Thursday, April 21, 2011

ISRO's dead end in space

Just like some of its rockets, India’s space agency is losing direction. By being more open, it can begin to stop the slide.

April is the cruellest month,” wrote T.S. Eliot in The Waste Land, a poem noted for its rich metaphors and allusions that describe a soul’s struggle in the post World War I moral decay. In the next few weeks, India’s space agency will experience that firsthand as the unforgiving gaze of public scrutiny turns towards it. Two high-stake launches — that of a polar orbiting rocket and a communication satellite — are scheduled for this month and the Indian Space Research Organisation (ISRO) cannot afford to go wrong with them. The unqualified admiration it elicited from the public for its success with the moon mission in 2009 seems like a distant memory now. A year of glitches in satellites and rockets rounded off with allegations of a scam has put ISRO under immense pressure and its credibility is in question like never before.

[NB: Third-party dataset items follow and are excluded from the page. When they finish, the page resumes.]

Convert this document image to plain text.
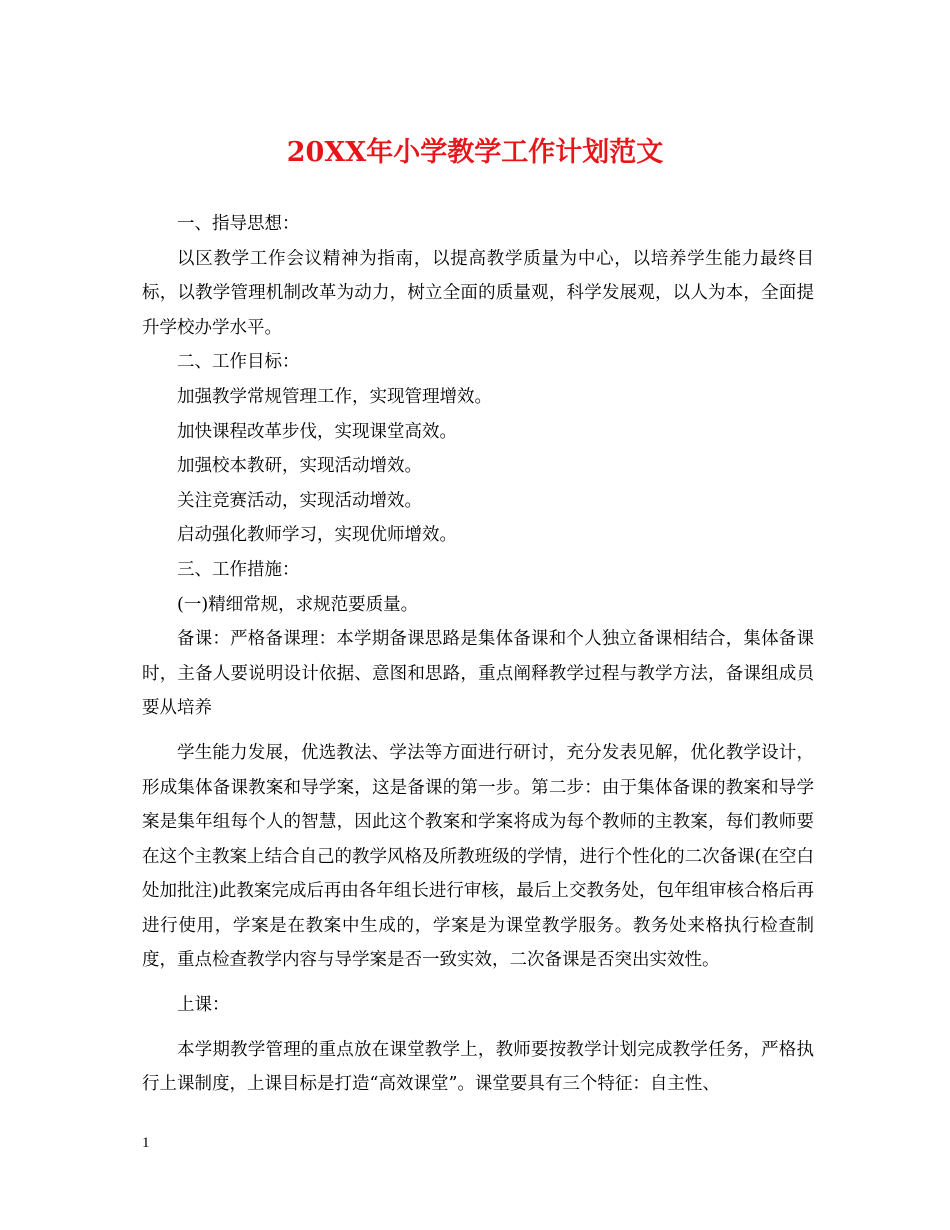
20XX年小学教学工作计划范文

一、指导思想：

以区教学工作会议精神为指南，以提高教学质量为中心，以培养学生能力最终目标，以教学管理机制改革为动力，树立全面的质量观，科学发展观，以人为本，全面提升学校办学水平。

二、工作目标：

加强教学常规管理工作，实现管理增效。

加快课程改革步伐，实现课堂高效。

加强校本教研，实现活动增效。

关注竞赛活动，实现活动增效。

启动强化教师学习，实现优师增效。

三、工作措施：

(一)精细常规，求规范要质量。

备课：严格备课理：本学期备课思路是集体备课和个人独立备课相结合，集体备课时，主备人要说明设计依据、意图和思路，重点阐释教学过程与教学方法，备课组成员要从培养

学生能力发展，优选教法、学法等方面进行研讨，充分发表见解，优化教学设计，形成集体备课教案和导学案，这是备课的第一步。第二步：由于集体备课的教案和导学案是集年组每个人的智慧，因此这个教案和学案将成为每个教师的主教案，每们教师要在这个主教案上结合自己的教学风格及所教班级的学情，进行个性化的二次备课(在空白处加批注)此教案完成后再由各年组长进行审核，最后上交教务处，包年组审核合格后再进行使用，学案是在教案中生成的，学案是为课堂教学服务。教务处来格执行检查制度，重点检查教学内容与导学案是否一致实效，二次备课是否突出实效性。

上课：

本学期教学管理的重点放在课堂教学上，教师要按教学计划完成教学任务，严格执行上课制度，上课目标是打造“高效课堂”。课堂要具有三个特征：自主性、

1
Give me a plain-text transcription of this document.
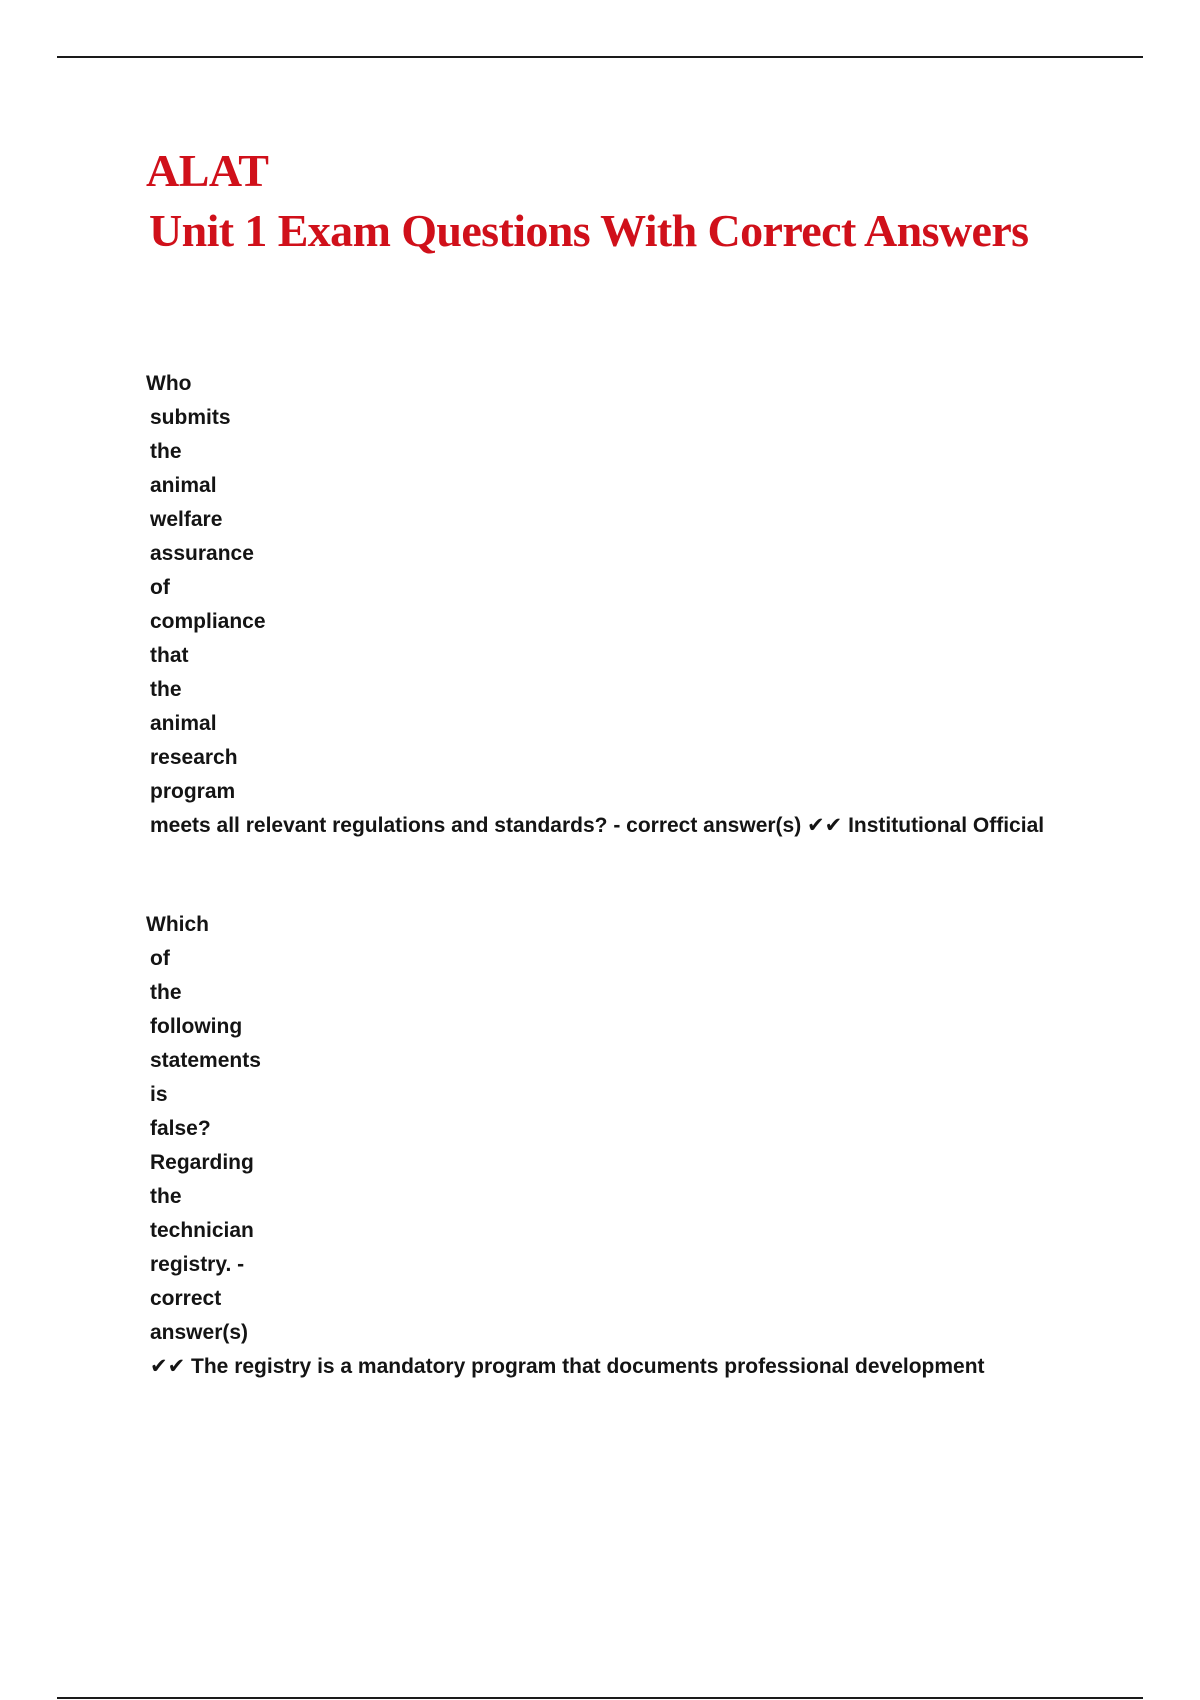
ALAT
Unit 1 Exam Questions With Correct Answers
Who
submits
the
animal
welfare
assurance
of
compliance
that
the
animal
research
program
meets all relevant regulations and standards? - correct answer(s) ✔✔ Institutional Official
Which
of
the
following
statements
is
false?
Regarding
the
technician
registry. -
correct
answer(s)
✔✔ The registry is a mandatory program that documents professional development
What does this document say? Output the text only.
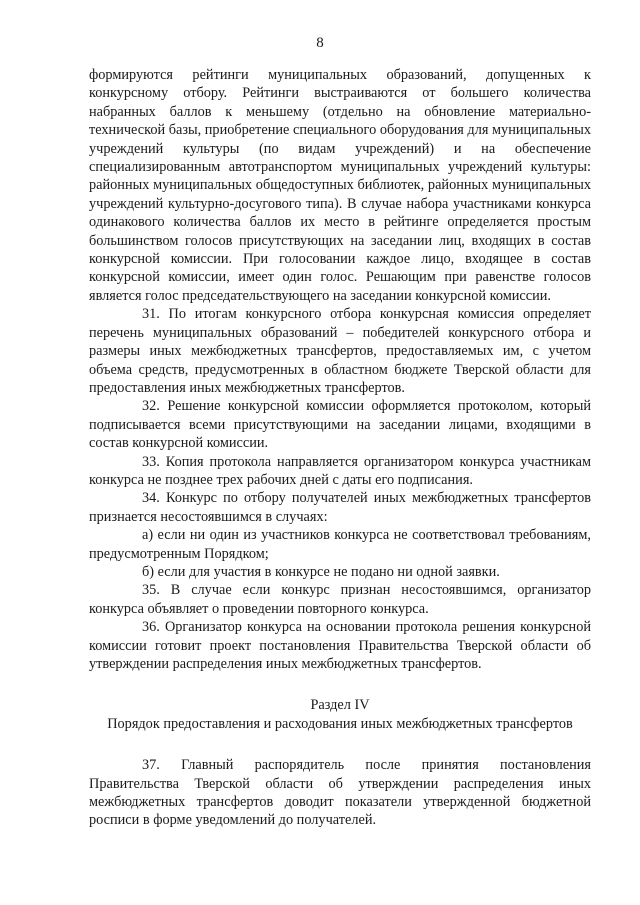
8

формируются рейтинги муниципальных образований, допущенных к конкурсному отбору. Рейтинги выстраиваются от большего количества набранных баллов к меньшему (отдельно на обновление материально-технической базы, приобретение специального оборудования для муниципальных учреждений культуры (по видам учреждений) и на обеспечение специализированным автотранспортом муниципальных учреждений культуры: районных муниципальных общедоступных библиотек, районных муниципальных учреждений культурно-досугового типа). В случае набора участниками конкурса одинакового количества баллов их место в рейтинге определяется простым большинством голосов присутствующих на заседании лиц, входящих в состав конкурсной комиссии. При голосовании каждое лицо, входящее в состав конкурсной комиссии, имеет один голос. Решающим при равенстве голосов является голос председательствующего на заседании конкурсной комиссии.

31. По итогам конкурсного отбора конкурсная комиссия определяет перечень муниципальных образований – победителей конкурсного отбора и размеры иных межбюджетных трансфертов, предоставляемых им, с учетом объема средств, предусмотренных в областном бюджете Тверской области для предоставления иных межбюджетных трансфертов.

32. Решение конкурсной комиссии оформляется протоколом, который подписывается всеми присутствующими на заседании лицами, входящими в состав конкурсной комиссии.

33. Копия протокола направляется организатором конкурса участникам конкурса не позднее трех рабочих дней с даты его подписания.

34. Конкурс по отбору получателей иных межбюджетных трансфертов признается несостоявшимся в случаях:

а) если ни один из участников конкурса не соответствовал требованиям, предусмотренным Порядком;

б) если для участия в конкурсе не подано ни одной заявки.

35. В случае если конкурс признан несостоявшимся, организатор конкурса объявляет о проведении повторного конкурса.

36. Организатор конкурса на основании протокола решения конкурсной комиссии готовит проект постановления Правительства Тверской области об утверждении распределения иных межбюджетных трансфертов.

Раздел IV

Порядок предоставления и расходования иных межбюджетных трансфертов

37. Главный распорядитель после принятия постановления Правительства Тверской области об утверждении распределения иных межбюджетных трансфертов доводит показатели утвержденной бюджетной росписи в форме уведомлений до получателей.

If nothing else, ISRO has been guilty in recent years of letting its public image deteriorate steadily and of doing nothing to arrest the slide by encouraging an open debate about its functioning. The situation spun out of control when a series of mishaps hit and the public turned sceptical about the space agency. The failure of the indigenously developed cryogenic engine in April 2010 and then the crash of the launch vehicle GSLV-F06 in December were bad enough, but the nation soon came in for another nasty surprise: The ISRO-Devas Multimedia deal for broadband spectrum that politicians and media described as a scam bigger than the 2G corruption scandal.

The opinion in the scientific community is more nuanced but no less critical. They see a huge public organisation that is losing its research edge and slipping into a bureaucracy; a place where communication has broken down with the external world as well as within. They say ISRO is still full of honest people and that the Devas deal was not a scam at all; but they also say the organisation is straying from its core ideals. ISRO officials did not agree to be interviewed and failed to answer a detailed questionnaire from Forbes India on these issues.

ISRO can hardly afford to get mired in organisational hiccups when the space race is heating up. China has made rapid strides in the last five years, putting a man in space. Advanced nations are moving in to colonise space and use it for their strategic advantage. For India to remain in this game, ISRO must buckle up and perform quickly.

More specifically, a whole lot of important missions will suffer if ISRO delays launching a Geosynchronous Satellite Launch Vehicle (GSLV) with an indigenously developed cryogenic engine. At stake is not just the future of two big announced missions — Chandrayaan-2 in 2013 and the manned flight to the moon in 2015 — but significant commercial opportunities to sell its services to the rest of the world.

The satellite launch market is seeing a boom with geostationary satellites getting bigger and more complex to meet the burgeoning communication needs of a connected world. Paris-based consulting firm Euroconsult expects this trend to continue till 2018. India must rush to exploit this opportunity before the window closes. India and China are the two forces that can challenge the market leader, Russia. But poor reliability of GSLV will not only dent ISRO’s commercial prospects but even its image, which is directly related to India’s prestige.

Up, Up and Ouch
Failure is hardly a bad thing. Or uncommon in the world of space research. The fact that India’s space agency is seeing more failures now “shows that ISRO has reached a certain level of maturity which certainly calls for modern governance,” says Steve Bochinger, president of Euroconsult North America. Other space agencies have similarly struggled with launch failures, organisational bottlenecks or confusion about long-term vision that ISRO is experiencing right now.

But then, a culture of openness, leadership and a high standard of accountability are the prescription for cure. And sadly ISRO ranks low in those departments.

Take the case of the crash of GSLV-F06 (with an imported cryogenic engine) in December 2010. A Failure Analysis Committee was formed to look into it but experts associated with the exercise say they are not aware if it “is completed and a cohesive report prepared”. The Committee chairman, former ISRO boss G. Madhavan Nair, had given varying explanations as the work was in progress and a final report would have cleared the air.